Gates: End to passwords in sight

For years, Microsoft chairman Bill Gates has had his sights set on the password as the weak link in the computer security chain.

Now, with Windows Vista, Gates feels he finally has the right weapons to supplant the password as a means of verifying who is who on computers and over the Internet.

The new operating system, due later this year, introduces a concept called InfoCards that gives users a better way to manage the plethora of Internet login names and passwords, as well as lets third parties help in the verification process. Vista will also make it easier to log on to PCs using something stronger than a password alone, such as a smart card.

"We're laying the foundation for what we need," Gates said in a speech at the RSA Conference 2006 in San Jose, California.

Even with the advancements, Gates said he wasn't naive enough to think the password would go away overnight.

"I don't pretend that we are going to move away from passwords overnight, but over three or four years, for corporate systems, this change can and should happen," he said.

Replacing passwords is part of Microsoft's endeavour to simplify security, which Gates said is dearly needed. "We have an overly complex system today," he said.

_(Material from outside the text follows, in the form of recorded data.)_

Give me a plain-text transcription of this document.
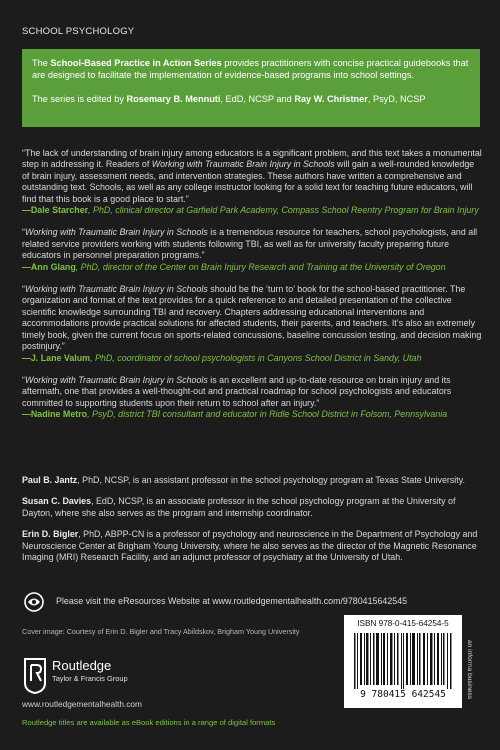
SCHOOL PSYCHOLOGY
The School-Based Practice in Action Series provides practitioners with concise practical guidebooks that are designed to facilitate the implementation of evidence-based programs into school settings.
The series is edited by Rosemary B. Mennuti, EdD, NCSP and Ray W. Christner, PsyD, NCSP
“The lack of understanding of brain injury among educators is a significant problem, and this text takes a monumental step in addressing it. Readers of Working with Traumatic Brain Injury in Schools will gain a well-rounded knowledge of brain injury, assessment needs, and intervention strategies. These authors have written a comprehensive and outstanding text. Schools, as well as any college instructor looking for a solid text for teaching future educators, will find that this book is a good place to start.”
—Dale Starcher, PhD, clinical director at Garfield Park Academy, Compass School Reentry Program for Brain Injury
“Working with Traumatic Brain Injury in Schools is a tremendous resource for teachers, school psychologists, and all related service providers working with students following TBI, as well as for university faculty preparing future educators in personnel preparation programs.”
—Ann Glang, PhD, director of the Center on Brain Injury Research and Training at the University of Oregon
“Working with Traumatic Brain Injury in Schools should be the ‘turn to’ book for the school-based practitioner. The organization and format of the text provides for a quick reference to and detailed presentation of the collective scientific knowledge surrounding TBI and recovery. Chapters addressing educational interventions and accommodations provide practical solutions for affected students, their parents, and teachers. It’s also an extremely timely book, given the current focus on sports-related concussions, baseline concussion testing, and decision making postinjury.”
—J. Lane Valum, PhD, coordinator of school psychologists in Canyons School District in Sandy, Utah
“Working with Traumatic Brain Injury in Schools is an excellent and up-to-date resource on brain injury and its aftermath, one that provides a well-thought-out and practical roadmap for school psychologists and educators committed to supporting students upon their return to school after an injury.”
—Nadine Metro, PsyD, district TBI consultant and educator in Ridle School District in Folsom, Pennsylvania
Paul B. Jantz, PhD, NCSP, is an assistant professor in the school psychology program at Texas State University.
Susan C. Davies, EdD, NCSP, is an associate professor in the school psychology program at the University of Dayton, where she also serves as the program and internship coordinator.
Erin D. Bigler, PhD, ABPP-CN is a professor of psychology and neuroscience in the Department of Psychology and Neuroscience Center at Brigham Young University, where he also serves as the director of the Magnetic Resonance Imaging (MRI) Research Facility, and an adjunct professor of psychiatry at the University of Utah.
Please visit the eResources Website at www.routledgementalhealth.com/9780415642545
Cover image: Courtesy of Erin D. Bigler and Tracy Abildskov, Brigham Young University
Routledge
Taylor & Francis Group
www.routledgementalhealth.com
Routledge titles are available as eBook editions in a range of digital formats
ISBN 978-0-415-64254-5
9 780415 642545	an informa business
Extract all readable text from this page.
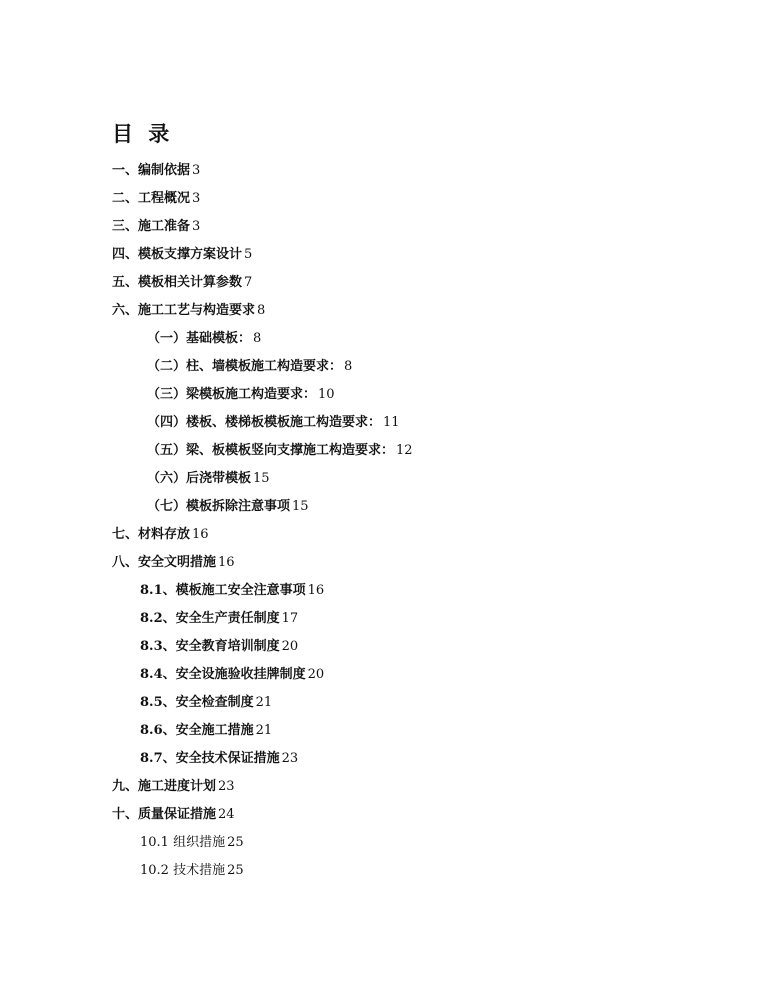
目 录
一、编制依据 3
二、工程概况 3
三、施工准备 3
四、模板支撑方案设计 5
五、模板相关计算参数 7
六、施工工艺与构造要求 8
（一）基础模板： 8
（二）柱、墙模板施工构造要求： 8
（三）梁模板施工构造要求： 10
（四）楼板、楼梯板模板施工构造要求： 11
（五）梁、板模板竖向支撑施工构造要求： 12
（六）后浇带模板 15
（七）模板拆除注意事项 15
七、材料存放 16
八、安全文明措施 16
8.1、模板施工安全注意事项 16
8.2、安全生产责任制度 17
8.3、安全教育培训制度 20
8.4、安全设施验收挂牌制度 20
8.5、安全检查制度 21
8.6、安全施工措施 21
8.7、安全技术保证措施 23
九、施工进度计划 23
十、质量保证措施 24
10.1 组织措施 25
10.2 技术措施 25
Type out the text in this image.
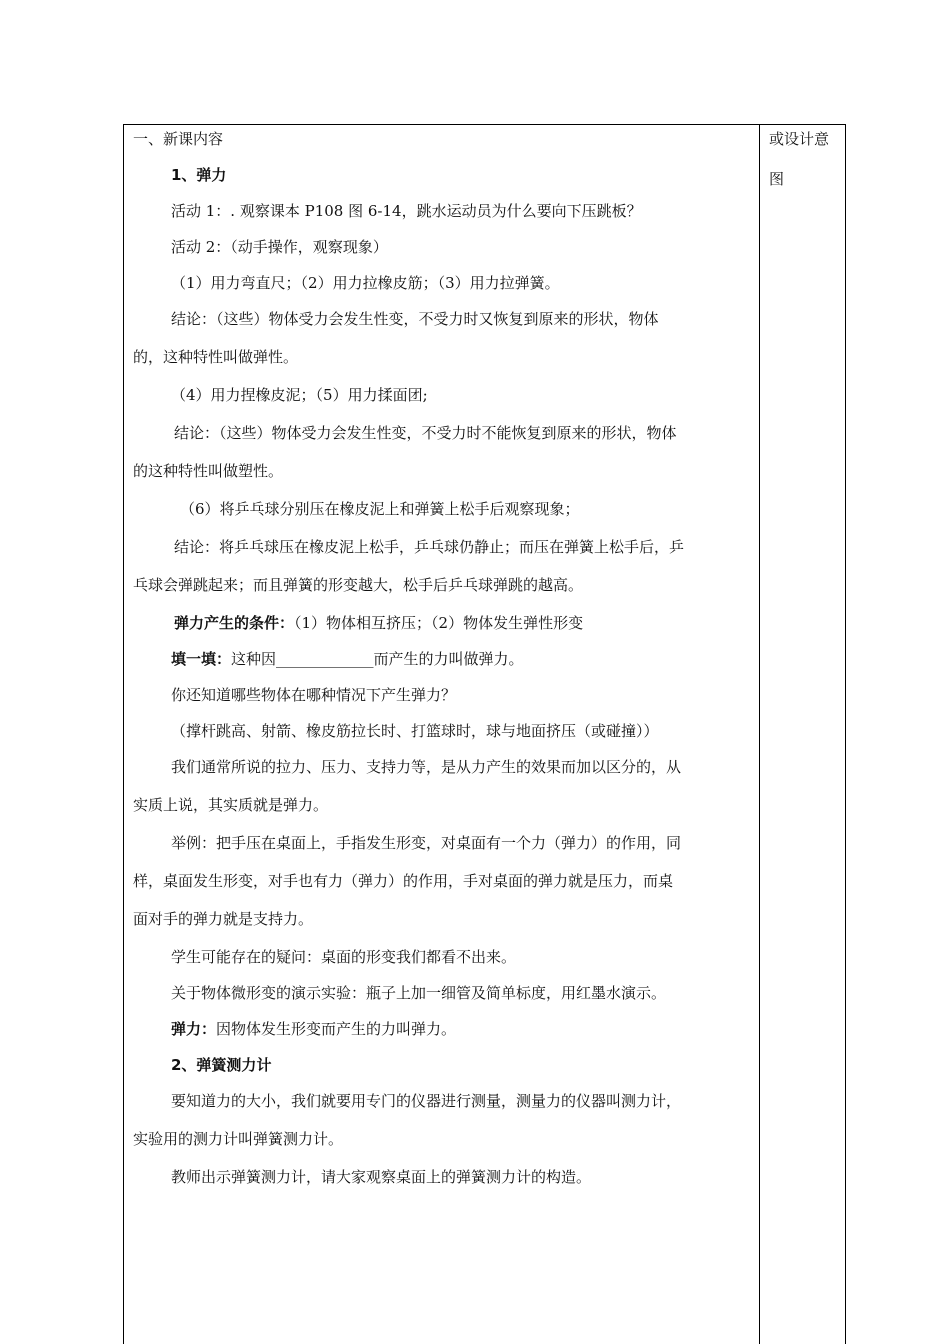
一、新课内容
1、弹力
活动 1：. 观察课本 P108 图 6-14，跳水运动员为什么要向下压跳板？
活动 2：（动手操作，观察现象）
（1）用力弯直尺；（2）用力拉橡皮筋；（3）用力拉弹簧。
结论：（这些）物体受力会发生性变，不受力时又恢复到原来的形状，物体
的，这种特性叫做弹性。
（4）用力捏橡皮泥；（5）用力揉面团;
结论：（这些）物体受力会发生性变，不受力时不能恢复到原来的形状，物体
的这种特性叫做塑性。
（6）将乒乓球分别压在橡皮泥上和弹簧上松手后观察现象；
结论：将乒乓球压在橡皮泥上松手，乒乓球仍静止；而压在弹簧上松手后，乒
乓球会弹跳起来；而且弹簧的形变越大，松手后乒乓球弹跳的越高。
弹力产生的条件：（1）物体相互挤压；（2）物体发生弹性形变
填一填：这种因_____________而产生的力叫做弹力。
你还知道哪些物体在哪种情况下产生弹力？
（撑杆跳高、射箭、橡皮筋拉长时、打篮球时，球与地面挤压（或碰撞））
我们通常所说的拉力、压力、支持力等，是从力产生的效果而加以区分的，从
实质上说，其实质就是弹力。
举例：把手压在桌面上，手指发生形变，对桌面有一个力（弹力）的作用，同
样，桌面发生形变，对手也有力（弹力）的作用，手对桌面的弹力就是压力，而桌
面对手的弹力就是支持力。
学生可能存在的疑问：桌面的形变我们都看不出来。
关于物体微形变的演示实验：瓶子上加一细管及简单标度，用红墨水演示。
弹力：因物体发生形变而产生的力叫弹力。
2、弹簧测力计
要知道力的大小，我们就要用专门的仪器进行测量，测量力的仪器叫测力计，
实验用的测力计叫弹簧测力计。
教师出示弹簧测力计，请大家观察桌面上的弹簧测力计的构造。
或设计意
图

Vista and Microsoft's upcoming security products, such as Windows OneCare Live and Microsoft Client Protection, will make life easier for consumers, he said.

Microsoft has described InfoCard as a technology that gives users a single place to manage various authentication and payment information, in the same way a wallet holds multiple credit cards.

InfoCard is Microsoft's second try at an authentication technology after its largely failed Passport single sign-on service, unveiled in 1999.

InfoCard attempts to address the complaint many critics had with Passport, which was that people's information was managed by Microsoft instead of by the users themselves and the businesses with which they dealt.

Although Microsoft has talked about InfoCard, and early versions of the InfoCard code were released to developers last year, Gates' speech marked one of the first times Microsoft has demonstrated publicly just how it might work.

In a presentation, Microsoft showed how a consumer could use a self-generated InfoCard to log in to a car rental site and then use a separate InfoCard from a membership group to get a discount on the rental.

Internet Explorer 7 will support InfoCard, Gates announced. The technology will also be available for Windows XP, Microsoft said. InfoCard is one of several technologies Microsoft is developing for Vista, but the company is also making it available for XP.

Microsoft acknowledged that replacing passwords is something that needs to be done at the system level, but Gates said the company is also working on technologies to enable various identity systems used on the Internet to work together, something it calls the Identity Metasystem.

In order to provide people with better identity verification as they do business online, Microsoft is asking for a stronger type of digital certificate, a so-called high-assurance certificate.

Digital certificates are already widely used today in Web browsers to show that traffic on a Web site is encrypted and that a third party has identified the site and has vouched for its validity. But in recent years, standards of verification have slipped, undermining the sense of security implied by the padlock. That's why Microsoft and others have called for a new type of certificate.

Microsoft on Tuesday announced the first beta of Microsoft Certificate Lifecycle Manager, a tool meant to streamline provisioning, configuration and management of digital certificates and smart cards, the company said.

All eyes on anti-spyware
Gates also touted several of the other security capabilities that will be part of Windows Vista. In a demonstration, Microsoft showed its anti-spyware technology, as well as a new mode that runs Internet Explorer in its own "sandbox" so Internet code can't cross over into the rest of a PC.

As expected, the company on Tuesday released a second beta version of Windows AntiSpyware, now called Windows Defender. The first test version of the spyware-fighting tool has been popular, with more than 25 million downloads from Microsoft's Web site.

Windows AntiSpyware has been available in a beta version since January of last year. The program is designed to protect PCs against spyware, which is software installed on a system that's designed to watch the computer user's activity without his or her knowledge.

Windows Defender already exists by that name in the latest preview release of Vista. Microsoft plans to ship Windows Defender as part of the operating system, it has said. At last year's RSA Conference, Gates announced that Microsoft would deliver anti-spyware at no cost.

IE 7 also was announced at last year's RSA event. It includes many security and privacy protection capabilities, such as mechanisms designed to combat phishing attacks, spyware and other threats. Cyberattackers have exploited security flaws and weaknesses in the current version of Microsoft's Web browser in many attacks. A public preview of IE 7 was released in late January.